По необходимости слово князя подкреплялось и её собственным или наоборот, но в любом случае, как и от чьего имени ни действовала бы Евфросиния, князя она оставляла в полном неведении.

Владимир в свою очередь тоже таился от матери. Кое-какие дела и тайны водились и у него: не так уж на самом деле он был беспомощен и покорен судьбе, как казалось Евфросинии и её сообщникам. Страх угнетал его — да, изводил, залавливал, но страх же и побуждал к действию. Правда, это были не те действия, которыми он мог порадовать свою воинственную родительницу. Евфросиния сама наклика́ла грозу, она ждала её и приближала, чтоб в неистовой круговерти дать волю и своему неистовству, а он, сын её, искал укрытия и спасения от этой грозы; Евфросиния разжигала пожар и сама готова была сгореть в его пламени, а он отдёргивал руку от самого слабого огня и отступал подальше от края пропасти, не веруя, в отличие от неё, что в этой пропасти сгинут враги, а не он. И руководила всеми его действиями покорность той могучей первородной силе, что охраняет на земле жизнь. Порождение этой силы — страх, и он оберег для всего живого, но бессмертный дух человеческий давно уже презрел этот оберег, и осилил его, и возвысился над ним, — правда, не всякий дух... Владимир был всецело во власти этой первородной силы и не тяготился ею, не восставал на неё, не стремился одолеть, наоборот, полностью отдавался ей, как поводырю, чая себе безопасных стезей. Но поводырь-то этот был слеп. Слеп! Этого Владимир не понимал, зато хорошо понимал другое: что предаёт свою мать, и не столько её самое, сколько дело её. Потому и таился, зная, какой гнев она обрушит на него, ежели дознается о чём-нибудь, и боялся этого гнева ничуть не меньше, а может, и больше, чем царского. Он и вообще-то матери всегда боялся больше, чем Ивана. Даже время, долгое время, прожитое им вдали от неё, не убило, не вытравило из него этого страха, лишь приглушило, ослабило, но сейчас, проведя подле неё целый месяц, он вновь почувствовал, как этот страх потёк по всем его жилам.

Эх, с какой радостью, с каким облегчением укатил бы он из родового гнезда — подальше, подальше от всего, что поселилось в нём вместе с неистовой душой его матери. Но куда? На Москву? Из огня да в полымя?! «Да уж паче на Москву!» — говорил себе всякий раз Владимир после каждого такого разговора с матерью, говорил и готов был немедля пуститься в путь, но чуть погодя решительность спадала с него, и отъезд вновь откладывался.

Евдокия, по ночам просыпавшаяся от бессонных ворочаний мужа, тоже растревожилась, опасаясь, как бы Иван не заподозрил в их столь долгом гостеванье чего-нибудь недоброго, говорила о том с Владимиром и со свекровью, уговаривая её поторопить князя. У Евфросинии был один ответ:

   — Он ему не холоп, чтоб неотступно при нём быть. Где любо, там себе князь и живёт! Неужто не волен он в себе?!

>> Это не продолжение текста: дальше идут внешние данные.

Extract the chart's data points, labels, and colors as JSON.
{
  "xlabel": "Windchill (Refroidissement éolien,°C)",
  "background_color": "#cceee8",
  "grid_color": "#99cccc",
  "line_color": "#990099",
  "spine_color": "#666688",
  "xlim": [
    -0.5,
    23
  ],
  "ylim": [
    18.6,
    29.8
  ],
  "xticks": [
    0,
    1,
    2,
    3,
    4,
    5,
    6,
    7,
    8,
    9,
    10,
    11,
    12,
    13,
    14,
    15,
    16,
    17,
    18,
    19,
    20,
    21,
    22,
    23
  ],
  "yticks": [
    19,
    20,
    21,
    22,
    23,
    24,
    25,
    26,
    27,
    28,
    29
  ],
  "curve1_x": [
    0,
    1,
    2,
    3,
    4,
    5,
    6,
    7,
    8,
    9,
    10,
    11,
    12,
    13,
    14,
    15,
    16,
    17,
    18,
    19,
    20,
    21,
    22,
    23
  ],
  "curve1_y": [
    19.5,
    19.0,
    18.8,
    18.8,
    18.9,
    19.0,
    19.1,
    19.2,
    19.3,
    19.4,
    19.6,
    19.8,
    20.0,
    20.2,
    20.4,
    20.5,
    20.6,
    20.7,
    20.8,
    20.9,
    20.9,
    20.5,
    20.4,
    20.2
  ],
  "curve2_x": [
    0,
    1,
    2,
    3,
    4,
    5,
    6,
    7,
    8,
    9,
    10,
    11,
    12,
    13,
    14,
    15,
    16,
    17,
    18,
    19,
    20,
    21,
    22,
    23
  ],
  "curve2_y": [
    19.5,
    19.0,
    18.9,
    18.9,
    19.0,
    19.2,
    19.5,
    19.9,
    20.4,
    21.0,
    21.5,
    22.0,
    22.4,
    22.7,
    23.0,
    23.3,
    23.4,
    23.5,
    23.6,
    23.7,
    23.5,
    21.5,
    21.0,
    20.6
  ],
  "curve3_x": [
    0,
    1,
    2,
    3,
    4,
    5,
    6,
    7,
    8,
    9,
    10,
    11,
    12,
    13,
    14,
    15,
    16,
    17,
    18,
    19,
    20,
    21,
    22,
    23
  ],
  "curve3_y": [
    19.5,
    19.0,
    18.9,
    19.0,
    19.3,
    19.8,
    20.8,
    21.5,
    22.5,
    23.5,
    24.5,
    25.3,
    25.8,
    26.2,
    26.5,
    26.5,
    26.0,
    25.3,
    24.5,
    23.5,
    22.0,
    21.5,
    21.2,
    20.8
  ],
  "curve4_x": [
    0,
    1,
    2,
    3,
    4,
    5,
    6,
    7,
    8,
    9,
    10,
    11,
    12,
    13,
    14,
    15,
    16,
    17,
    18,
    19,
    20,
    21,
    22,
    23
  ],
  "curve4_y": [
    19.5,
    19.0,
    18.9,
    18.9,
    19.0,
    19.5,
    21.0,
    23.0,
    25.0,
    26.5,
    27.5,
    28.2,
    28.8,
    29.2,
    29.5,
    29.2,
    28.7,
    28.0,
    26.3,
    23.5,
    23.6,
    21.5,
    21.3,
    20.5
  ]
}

И Владимир поначалу отговаривался от жены пустопорожним, стараясь успокоить её, потом открылся:

   — Погодим ещё, Овдотьюшка, погодим покуда... Нынче на Москве смутно. Княжата Оболенские, совокупись меж собой, вражду на Ивашку взняли. Переждём. Поглядим, куда всё поворотится.

Про Оболенских Владимир знал — Евфросиния поведала ему, да и то потому только, что проговорился перед ним его двоюродный брат — дворецкий Андрей Хованский.

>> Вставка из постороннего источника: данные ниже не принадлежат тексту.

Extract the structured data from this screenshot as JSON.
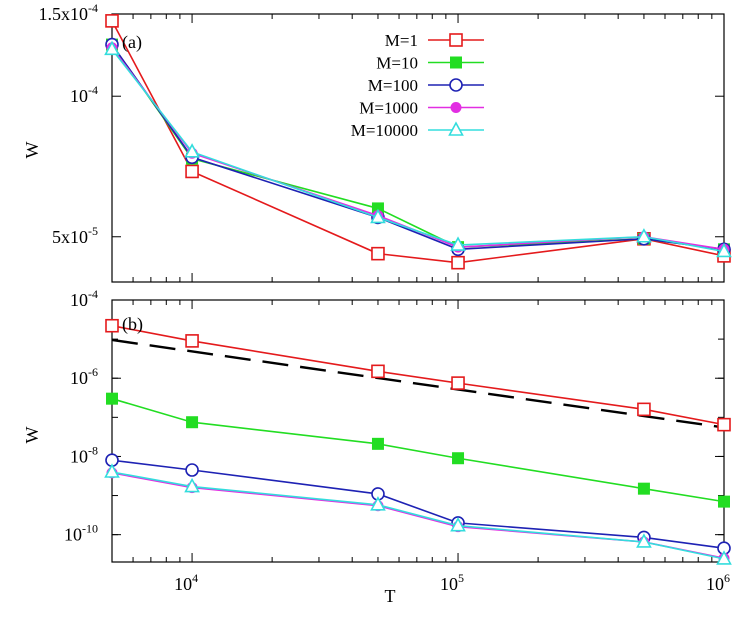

Евфросиния сурово отчитала своего не в меру торопкого на слово племянничка, а Владимиру — куда уж было деваться — рассказала всё, что знала, насоветовав строго держать вид, будто он так и остаётся в неведении, а для пущей убедительности — на все случайные сомнения и подозрения Ивановы — грамотку ему дослать, красномовную и пустячную, какие пишут от простоты душевной.

Владимир грамотку послал и, как мог, держал вид, да не выдержал, открылся Евдокии, хотя мать предостерегала его и от этого, боясь, как бы ночная кукушка не перекуковала чего-нибудь на свой лад.

Евдокия, услышав такое про Оболенских, даже дара речи лишилась. Только охнула и ни слова больше. Но быстро пришла в себя:

   — Князь, а не тот ли сё час, коего ты ждёшь?

Была глубокая ночь. В опочивальне призрачно теплился огонёк лампадки. Уже много ночей кряду Евдокия не гасила лампадку и не задёргивала занавески перед образами — пресытился князь её ласками и любовью. Но сейчас даже её затаённая бабья обида на это отхлынула. Она приподнялась на постели, посмотрела на мужа — в тусклом мерцающем свете её глаза казались двумя насторожившимися зверьками.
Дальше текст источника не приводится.